Horner, a veteran of 111 combat missions in Vietnam, also said, “You look at some of the poor countries in Africa and the Middle East, and their wars are internal within their borders. It’s a tragedy because millions of people are starving. So I think our military forces have a role there in resolving conflicts in a very peaceful way. Providing stability to legitimate governments. Building bridges between people.”

“We are extremely proud of the men and women who have deployed from Loring,” said Col. Al Jorgensen, vice commander of the Loring 42nd Bombardment Wing. “They have been called upon to support the United States effort in Southwest Asia.”

Paul Haines, chairman of the Keep Loring Air Force Base committee, said he didn’t know how many Loring B-52s might have left in the American overseas buildup. Loring became a conventional B-52 base in 1988 after being on nuclear-capable alert for 35 years. “They’re apparently going to need every cannon they can get over there (in Saudi Arabia),” said Haines.

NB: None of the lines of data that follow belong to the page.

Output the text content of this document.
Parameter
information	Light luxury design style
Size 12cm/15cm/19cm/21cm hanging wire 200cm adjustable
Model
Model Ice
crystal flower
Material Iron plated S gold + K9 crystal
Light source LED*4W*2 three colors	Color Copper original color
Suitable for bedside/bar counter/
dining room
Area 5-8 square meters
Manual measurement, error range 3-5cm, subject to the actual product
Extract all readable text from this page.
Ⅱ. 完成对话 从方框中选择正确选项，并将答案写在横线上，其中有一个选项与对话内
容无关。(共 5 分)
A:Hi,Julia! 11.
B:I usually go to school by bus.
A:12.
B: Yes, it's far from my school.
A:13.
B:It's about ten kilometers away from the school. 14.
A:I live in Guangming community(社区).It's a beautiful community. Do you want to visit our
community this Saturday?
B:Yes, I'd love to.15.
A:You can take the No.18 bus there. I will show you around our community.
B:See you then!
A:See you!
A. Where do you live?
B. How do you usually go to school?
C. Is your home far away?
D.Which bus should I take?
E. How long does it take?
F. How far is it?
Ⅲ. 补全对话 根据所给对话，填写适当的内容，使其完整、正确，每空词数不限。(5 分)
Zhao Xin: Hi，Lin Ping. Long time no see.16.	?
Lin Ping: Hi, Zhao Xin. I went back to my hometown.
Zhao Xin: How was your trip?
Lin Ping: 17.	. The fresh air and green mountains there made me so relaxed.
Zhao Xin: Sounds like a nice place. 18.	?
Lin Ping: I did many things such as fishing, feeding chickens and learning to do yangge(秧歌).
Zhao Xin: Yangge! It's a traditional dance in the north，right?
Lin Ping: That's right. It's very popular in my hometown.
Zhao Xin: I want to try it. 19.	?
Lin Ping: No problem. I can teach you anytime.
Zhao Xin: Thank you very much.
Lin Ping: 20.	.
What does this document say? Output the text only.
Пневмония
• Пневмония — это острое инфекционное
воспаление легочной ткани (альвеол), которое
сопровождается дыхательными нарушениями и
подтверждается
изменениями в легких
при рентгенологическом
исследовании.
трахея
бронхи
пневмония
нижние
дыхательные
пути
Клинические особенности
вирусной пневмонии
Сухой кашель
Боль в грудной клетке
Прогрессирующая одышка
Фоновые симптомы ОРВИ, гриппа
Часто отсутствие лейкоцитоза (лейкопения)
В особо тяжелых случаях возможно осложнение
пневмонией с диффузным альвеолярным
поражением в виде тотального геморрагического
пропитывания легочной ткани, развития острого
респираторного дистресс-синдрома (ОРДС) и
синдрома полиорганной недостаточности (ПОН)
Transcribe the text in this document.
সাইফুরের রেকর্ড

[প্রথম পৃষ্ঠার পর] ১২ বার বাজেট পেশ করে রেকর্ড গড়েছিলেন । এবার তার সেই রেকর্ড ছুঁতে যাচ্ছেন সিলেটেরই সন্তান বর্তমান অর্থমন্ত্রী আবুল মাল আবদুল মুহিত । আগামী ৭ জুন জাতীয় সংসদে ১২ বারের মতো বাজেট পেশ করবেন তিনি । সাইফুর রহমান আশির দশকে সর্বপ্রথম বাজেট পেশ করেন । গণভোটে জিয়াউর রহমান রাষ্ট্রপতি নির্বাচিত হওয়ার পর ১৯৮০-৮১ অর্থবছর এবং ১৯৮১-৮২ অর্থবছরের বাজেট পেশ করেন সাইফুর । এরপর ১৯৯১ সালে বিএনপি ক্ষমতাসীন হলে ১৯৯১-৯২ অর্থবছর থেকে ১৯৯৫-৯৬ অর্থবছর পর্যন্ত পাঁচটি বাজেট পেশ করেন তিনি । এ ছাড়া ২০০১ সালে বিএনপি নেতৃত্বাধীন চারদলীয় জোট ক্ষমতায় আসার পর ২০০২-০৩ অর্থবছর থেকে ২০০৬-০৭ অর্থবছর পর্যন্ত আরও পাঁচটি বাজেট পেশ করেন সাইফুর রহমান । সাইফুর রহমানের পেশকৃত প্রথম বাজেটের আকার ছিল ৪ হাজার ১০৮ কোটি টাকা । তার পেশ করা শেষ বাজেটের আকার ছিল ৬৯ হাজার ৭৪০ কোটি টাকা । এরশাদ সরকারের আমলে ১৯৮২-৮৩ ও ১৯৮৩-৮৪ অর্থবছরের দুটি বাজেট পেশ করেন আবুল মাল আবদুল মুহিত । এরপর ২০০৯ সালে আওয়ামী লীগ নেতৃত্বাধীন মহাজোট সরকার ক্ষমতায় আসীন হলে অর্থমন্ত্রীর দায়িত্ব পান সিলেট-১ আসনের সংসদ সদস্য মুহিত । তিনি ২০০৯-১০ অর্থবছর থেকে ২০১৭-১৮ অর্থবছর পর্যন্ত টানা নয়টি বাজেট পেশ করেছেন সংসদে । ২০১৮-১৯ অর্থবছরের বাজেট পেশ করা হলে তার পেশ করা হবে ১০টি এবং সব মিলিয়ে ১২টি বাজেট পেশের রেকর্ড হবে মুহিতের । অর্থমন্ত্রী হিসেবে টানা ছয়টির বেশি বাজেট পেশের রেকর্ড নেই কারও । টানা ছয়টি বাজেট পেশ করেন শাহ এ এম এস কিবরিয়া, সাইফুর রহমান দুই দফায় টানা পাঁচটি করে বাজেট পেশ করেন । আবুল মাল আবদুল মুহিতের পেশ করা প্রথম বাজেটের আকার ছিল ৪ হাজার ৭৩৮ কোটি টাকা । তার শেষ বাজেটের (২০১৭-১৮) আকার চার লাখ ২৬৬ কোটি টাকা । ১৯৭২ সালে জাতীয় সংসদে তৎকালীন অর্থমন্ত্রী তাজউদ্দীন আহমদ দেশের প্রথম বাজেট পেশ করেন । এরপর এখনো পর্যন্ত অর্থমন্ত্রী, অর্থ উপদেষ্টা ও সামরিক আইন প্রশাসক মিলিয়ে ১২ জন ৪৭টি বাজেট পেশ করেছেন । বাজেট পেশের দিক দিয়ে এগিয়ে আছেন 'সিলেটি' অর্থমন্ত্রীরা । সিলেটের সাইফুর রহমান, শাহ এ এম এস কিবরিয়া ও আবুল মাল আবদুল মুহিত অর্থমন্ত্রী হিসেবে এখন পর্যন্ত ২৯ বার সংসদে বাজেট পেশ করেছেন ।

Loring officials also announced that because of the base’s support of operation Desert Shield, the annual Loring air show scheduled for Sept. 8 had been postponed indefinitely. Officials said they would try to reschedule the annual activity as soon as possible.

Staff Sgt. Don Moncrief of the Loring public affairs office said that contrary to reports that Loring planes may have departed earlier this summer during runway repairs, Loring aircraft had remained on base during a resurfacing of the runway, shifting from day to night missions.

The Strategic Air Command news service said earlier that SAC KC-135 and KC-10 refueling tankers had deployed to Riyadh, Saudi Arabia, and Diego Garcia, an island installation in the Indian Ocean, as part of SAC’s support of the U.S. forces deployment to the Persian Gulf region.